La situation est encore plus problématique pour l’acier.
Non seulement ce baromètre de l’activité réelle a perdu 23% depuis le printemps, mais la baisse de son cours sur les marchés internationaux a atteint les 29% entre le 1er janvier et le 15 août.
En élargissant l’horizon d’analyse, nous constatons même que le marché baissier a débuté dès le printemps 2022. Après une année 2021 marqué par une volatilité extrême – manifestation d’un effet ciseaux typique lorsque l’offre et la demande se tiennent dans un mouchoir de poche –, l’acier a vu son cours refluer de manière quasi-continue.
Ce marché baissier pluri-annuel vient nous rappeler que, si utiles qu’elles soient, les matières premières peuvent aussi être victimes du baiser de la mort pour les actifs tangibles : la surproduction.
Gare aux capacités excédentaires !
La raison principale de l’effondrement du prix de l’acier est à chercher du côté de la Chine. Le premier producteur mondial possède autant de capacités que l’Europe, l’Amérique et le reste de l’Asie réunis.
Du fait du ralentissement du marché immobilier local, les fonderies se sont retrouvées en panne de débouchés sur leur marché national. Selon les estimations de Goldman Sachs, la surcapacité chinoise s’élève désormais à 66% de la demande mondiale.
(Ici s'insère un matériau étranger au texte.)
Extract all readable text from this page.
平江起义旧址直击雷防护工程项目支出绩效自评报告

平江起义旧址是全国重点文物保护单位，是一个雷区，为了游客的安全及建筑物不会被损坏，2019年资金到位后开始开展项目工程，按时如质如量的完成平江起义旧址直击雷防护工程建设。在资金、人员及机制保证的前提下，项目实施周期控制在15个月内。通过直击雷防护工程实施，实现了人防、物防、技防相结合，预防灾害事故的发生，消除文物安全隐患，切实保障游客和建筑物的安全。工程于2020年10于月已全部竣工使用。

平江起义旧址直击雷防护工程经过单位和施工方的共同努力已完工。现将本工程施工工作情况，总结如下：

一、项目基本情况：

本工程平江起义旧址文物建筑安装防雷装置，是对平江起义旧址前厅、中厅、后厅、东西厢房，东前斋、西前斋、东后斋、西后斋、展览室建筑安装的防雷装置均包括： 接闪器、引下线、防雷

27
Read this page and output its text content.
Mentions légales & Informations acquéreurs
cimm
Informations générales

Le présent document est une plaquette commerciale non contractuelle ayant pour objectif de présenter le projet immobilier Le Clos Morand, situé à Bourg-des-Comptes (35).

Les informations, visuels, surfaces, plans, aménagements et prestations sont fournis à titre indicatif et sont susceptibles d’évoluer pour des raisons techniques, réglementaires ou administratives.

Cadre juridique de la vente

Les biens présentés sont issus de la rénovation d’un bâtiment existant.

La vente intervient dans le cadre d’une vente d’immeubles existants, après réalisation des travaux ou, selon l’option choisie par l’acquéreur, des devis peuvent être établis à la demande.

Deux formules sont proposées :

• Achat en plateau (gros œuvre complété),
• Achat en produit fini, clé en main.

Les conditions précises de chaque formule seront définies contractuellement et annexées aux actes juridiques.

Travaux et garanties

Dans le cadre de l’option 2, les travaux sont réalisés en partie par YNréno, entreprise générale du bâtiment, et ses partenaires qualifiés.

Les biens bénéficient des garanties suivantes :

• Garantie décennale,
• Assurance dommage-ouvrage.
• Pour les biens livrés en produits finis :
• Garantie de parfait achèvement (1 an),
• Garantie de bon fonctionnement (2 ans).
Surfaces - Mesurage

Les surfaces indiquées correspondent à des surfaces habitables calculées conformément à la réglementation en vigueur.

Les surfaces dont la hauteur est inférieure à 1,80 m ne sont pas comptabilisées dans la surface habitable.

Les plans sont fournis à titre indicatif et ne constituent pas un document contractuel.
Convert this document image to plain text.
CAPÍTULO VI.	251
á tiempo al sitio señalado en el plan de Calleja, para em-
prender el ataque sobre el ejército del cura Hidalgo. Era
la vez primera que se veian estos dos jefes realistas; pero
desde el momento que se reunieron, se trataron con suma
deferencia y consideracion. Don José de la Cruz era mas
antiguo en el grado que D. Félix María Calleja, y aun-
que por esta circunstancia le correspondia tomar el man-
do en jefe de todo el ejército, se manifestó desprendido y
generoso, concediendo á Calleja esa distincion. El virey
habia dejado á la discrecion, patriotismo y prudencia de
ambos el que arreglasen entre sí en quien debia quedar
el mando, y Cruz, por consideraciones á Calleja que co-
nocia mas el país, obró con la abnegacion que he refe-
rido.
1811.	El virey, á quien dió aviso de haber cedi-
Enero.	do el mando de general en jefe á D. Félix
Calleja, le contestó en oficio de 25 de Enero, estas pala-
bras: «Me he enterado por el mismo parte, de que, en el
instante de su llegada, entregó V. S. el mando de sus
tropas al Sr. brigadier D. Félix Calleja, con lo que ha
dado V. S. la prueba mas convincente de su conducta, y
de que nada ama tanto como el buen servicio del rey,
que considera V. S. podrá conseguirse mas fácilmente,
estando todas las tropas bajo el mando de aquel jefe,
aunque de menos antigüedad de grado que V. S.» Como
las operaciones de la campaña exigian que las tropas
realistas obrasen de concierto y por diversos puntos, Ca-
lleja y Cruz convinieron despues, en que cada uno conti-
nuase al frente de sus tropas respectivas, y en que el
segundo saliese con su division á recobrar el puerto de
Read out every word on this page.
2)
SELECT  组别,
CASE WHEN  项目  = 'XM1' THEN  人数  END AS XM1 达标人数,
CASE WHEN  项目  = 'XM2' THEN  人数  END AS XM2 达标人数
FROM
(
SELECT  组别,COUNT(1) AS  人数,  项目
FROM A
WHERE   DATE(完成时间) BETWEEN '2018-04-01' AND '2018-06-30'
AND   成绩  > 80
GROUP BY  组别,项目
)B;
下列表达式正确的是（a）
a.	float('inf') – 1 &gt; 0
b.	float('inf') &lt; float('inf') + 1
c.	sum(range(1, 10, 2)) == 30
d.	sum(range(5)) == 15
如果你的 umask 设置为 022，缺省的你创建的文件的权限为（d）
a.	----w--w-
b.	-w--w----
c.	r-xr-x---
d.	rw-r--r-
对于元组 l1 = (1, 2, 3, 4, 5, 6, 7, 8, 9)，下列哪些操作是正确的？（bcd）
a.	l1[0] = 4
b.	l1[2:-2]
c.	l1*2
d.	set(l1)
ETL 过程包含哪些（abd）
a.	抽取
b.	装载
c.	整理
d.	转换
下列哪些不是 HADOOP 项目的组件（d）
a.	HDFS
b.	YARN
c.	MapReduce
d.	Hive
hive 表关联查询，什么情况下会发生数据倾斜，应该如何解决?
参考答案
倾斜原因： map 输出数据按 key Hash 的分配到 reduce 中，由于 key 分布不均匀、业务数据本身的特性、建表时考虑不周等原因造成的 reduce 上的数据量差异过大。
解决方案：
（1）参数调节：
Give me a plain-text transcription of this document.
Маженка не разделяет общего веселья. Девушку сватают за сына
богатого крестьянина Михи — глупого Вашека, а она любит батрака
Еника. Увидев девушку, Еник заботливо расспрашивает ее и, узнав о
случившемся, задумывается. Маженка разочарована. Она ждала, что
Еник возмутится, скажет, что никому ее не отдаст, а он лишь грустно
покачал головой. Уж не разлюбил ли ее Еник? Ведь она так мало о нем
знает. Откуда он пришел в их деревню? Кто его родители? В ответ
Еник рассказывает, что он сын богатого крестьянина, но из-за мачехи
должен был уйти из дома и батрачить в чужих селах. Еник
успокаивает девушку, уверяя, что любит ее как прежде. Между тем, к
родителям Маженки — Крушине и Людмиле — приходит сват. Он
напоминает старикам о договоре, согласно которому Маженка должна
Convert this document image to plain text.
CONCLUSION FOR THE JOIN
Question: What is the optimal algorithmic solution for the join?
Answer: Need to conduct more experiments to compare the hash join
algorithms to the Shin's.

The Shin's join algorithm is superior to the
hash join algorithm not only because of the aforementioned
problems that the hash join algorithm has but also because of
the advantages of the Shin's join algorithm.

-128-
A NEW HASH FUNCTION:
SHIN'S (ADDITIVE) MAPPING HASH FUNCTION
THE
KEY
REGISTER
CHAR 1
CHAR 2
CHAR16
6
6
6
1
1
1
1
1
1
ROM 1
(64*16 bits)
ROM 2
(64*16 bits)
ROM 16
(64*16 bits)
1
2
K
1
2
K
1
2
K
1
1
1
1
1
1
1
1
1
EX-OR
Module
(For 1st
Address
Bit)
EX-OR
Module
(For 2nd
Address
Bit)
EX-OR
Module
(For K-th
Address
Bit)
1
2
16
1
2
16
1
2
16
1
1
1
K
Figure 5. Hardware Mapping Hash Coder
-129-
Ce déséquilibre est pourtant dû à une contraction de seulement 10% de la demande chinoise. Ne pouvant plus écouler leur stock à domicile, les aciéristes se sont tournés vers les marchés internationaux. Comme toujours dans ces situations, les effets de seuil ont joué un rôle démultiplicateur, et les exportations chinoises ont bondi de 30% sur la même période.
Les aciéristes sont pris dans une spirale infernale où les bénéfices ont disparu, et les coûts fixes à absorber interdisent tout espoir de réduire la production pour soutenir les cours. Par ricochet, les producteurs occidentaux se retrouvent à leur tour pris à la gorge par le dumping de ces concurrents opérant des ventes « à tout prix ».
Après l’effondrement des cours sur les marchés internationaux vient l’évaporation des marges des producteurs. Encore quelques mois à ce rythme et c’est la solvabilité même de ces industriels qui sera remise en question.
Ce revirement de situation sur les métaux industriels dans une période pourtant inflationniste doit servir de piqûre de rappel.
Le cours des matières premières est particulièrement sensible aux cycles macro-économiques. Si cette catégorie d’actifs permet de se protéger efficacement contre la perte de valeur des monnaies fiduciaires, elle reste un bien piètre rempart contre les récessions.